Конечно, всякое делание в искусстве — чрезвычайно субъективно, и я ничуть не намереваюсь своими строками поучать кого-нибудь экрано-писательству. Мне лишь хотелось — и всегда этого хочется — каким бы то ни было доступным мне способом пробудить, растормошить в товарищах по перу все еще дремлющее в них желание вплотную подойти к новому искусству и открыто заинтересоваться им. Я хотел бы им рассказать, что это — огромная творческая область для скрещения писательских воль, фантазий и сил. Меньше всего я жажду последователей. Но я жажду соперников: мне скучно и пустынно без них. Да и не во мне дело: их жаждет экран!
Давайте же закипим, завоюем, поборемся на этой новой арене... Какая радость была бы уже в том, что звуки нашей мятежной, нашей суровой борьбы разогнали бы трусливых торгашей, облепивших пока еще мирную эту арену.
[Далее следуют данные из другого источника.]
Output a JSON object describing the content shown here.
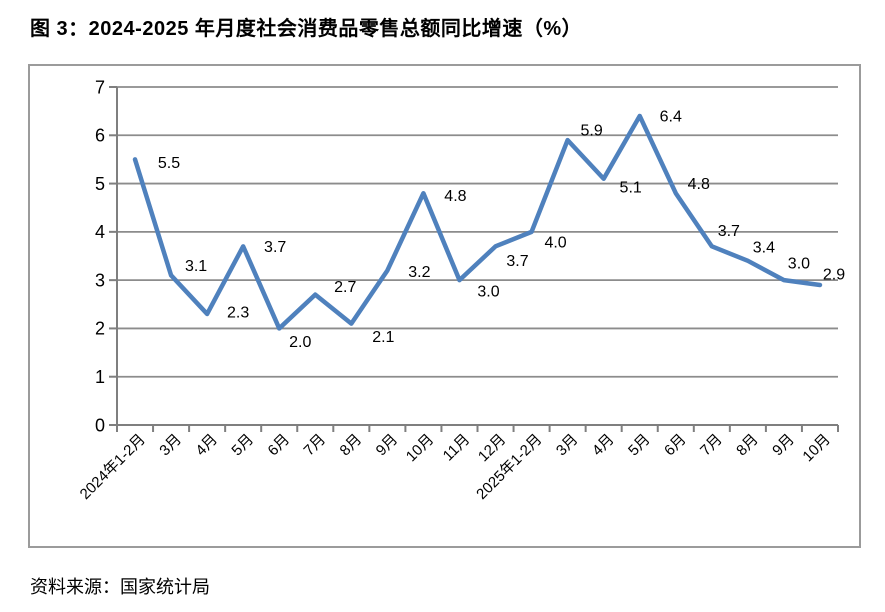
{
  "title": "图 3：2024-2025 年月度社会消费品零售总额同比增速（%）",
  "source": "资料来源：国家统计局",
  "colors": {
    "line": "#4F81BD",
    "grid": "#8C8C8C",
    "axis": "#7F7F7F",
    "text": "#000000",
    "frame": "#9B9B9B"
  },
  "chart_data": {
    "type": "line",
    "title": "图 3：2024-2025 年月度社会消费品零售总额同比增速（%）",
    "xlabel": "",
    "ylabel": "",
    "categories": [
      "2024年1-2月",
      "3月",
      "4月",
      "5月",
      "6月",
      "7月",
      "8月",
      "9月",
      "10月",
      "11月",
      "12月",
      "2025年1-2月",
      "3月",
      "4月",
      "5月",
      "6月",
      "7月",
      "8月",
      "9月",
      "10月"
    ],
    "values": [
      5.5,
      3.1,
      2.3,
      3.7,
      2.0,
      2.7,
      2.1,
      3.2,
      4.8,
      3.0,
      3.7,
      4.0,
      5.9,
      5.1,
      6.4,
      4.8,
      3.7,
      3.4,
      3.0,
      2.9
    ],
    "data_labels": [
      "5.5",
      "3.1",
      "2.3",
      "3.7",
      "2.0",
      "2.7",
      "2.1",
      "3.2",
      "4.8",
      "3.0",
      "3.7",
      "4.0",
      "5.9",
      "5.1",
      "6.4",
      "4.8",
      "3.7",
      "3.4",
      "3.0",
      "2.9"
    ],
    "ylim": [
      0,
      7
    ],
    "ytick_step": 1,
    "yticks": [
      0,
      1,
      2,
      3,
      4,
      5,
      6,
      7
    ],
    "grid": true,
    "legend": false,
    "source": "资料来源：国家统计局"
  }
}
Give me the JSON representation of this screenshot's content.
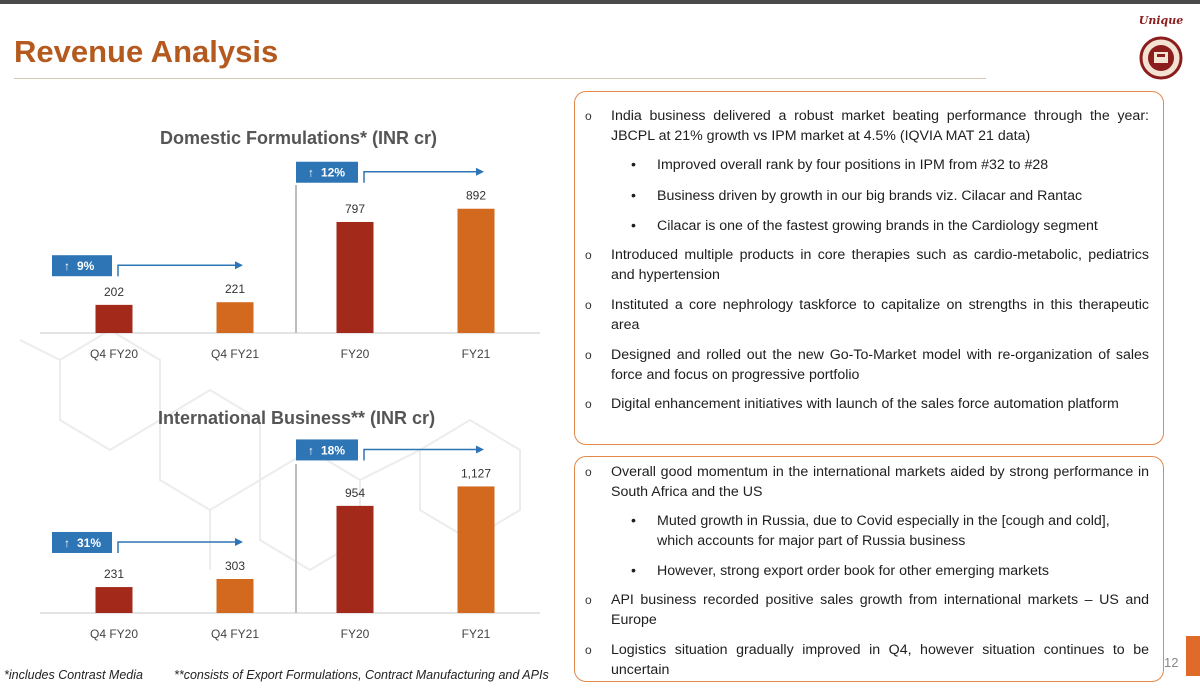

Первый звон идейно-скрещенных мечей побудит всю эту челядь экрана искать других площадей для своих прилавков и вывесок:
— «Миллионы в крови»... «В омуте разгула»...
От каждого из вас зависит бросить спичку — для прекрасного пожара, в котором сгинет вся эта заваль старого подлого «иллюзиона»...
Да сбудется! («Об.Т.»).
Вознесенский А. Как я пишу для экрана? // Сине-Фоно. 1916. № 11-12. С. 42-43.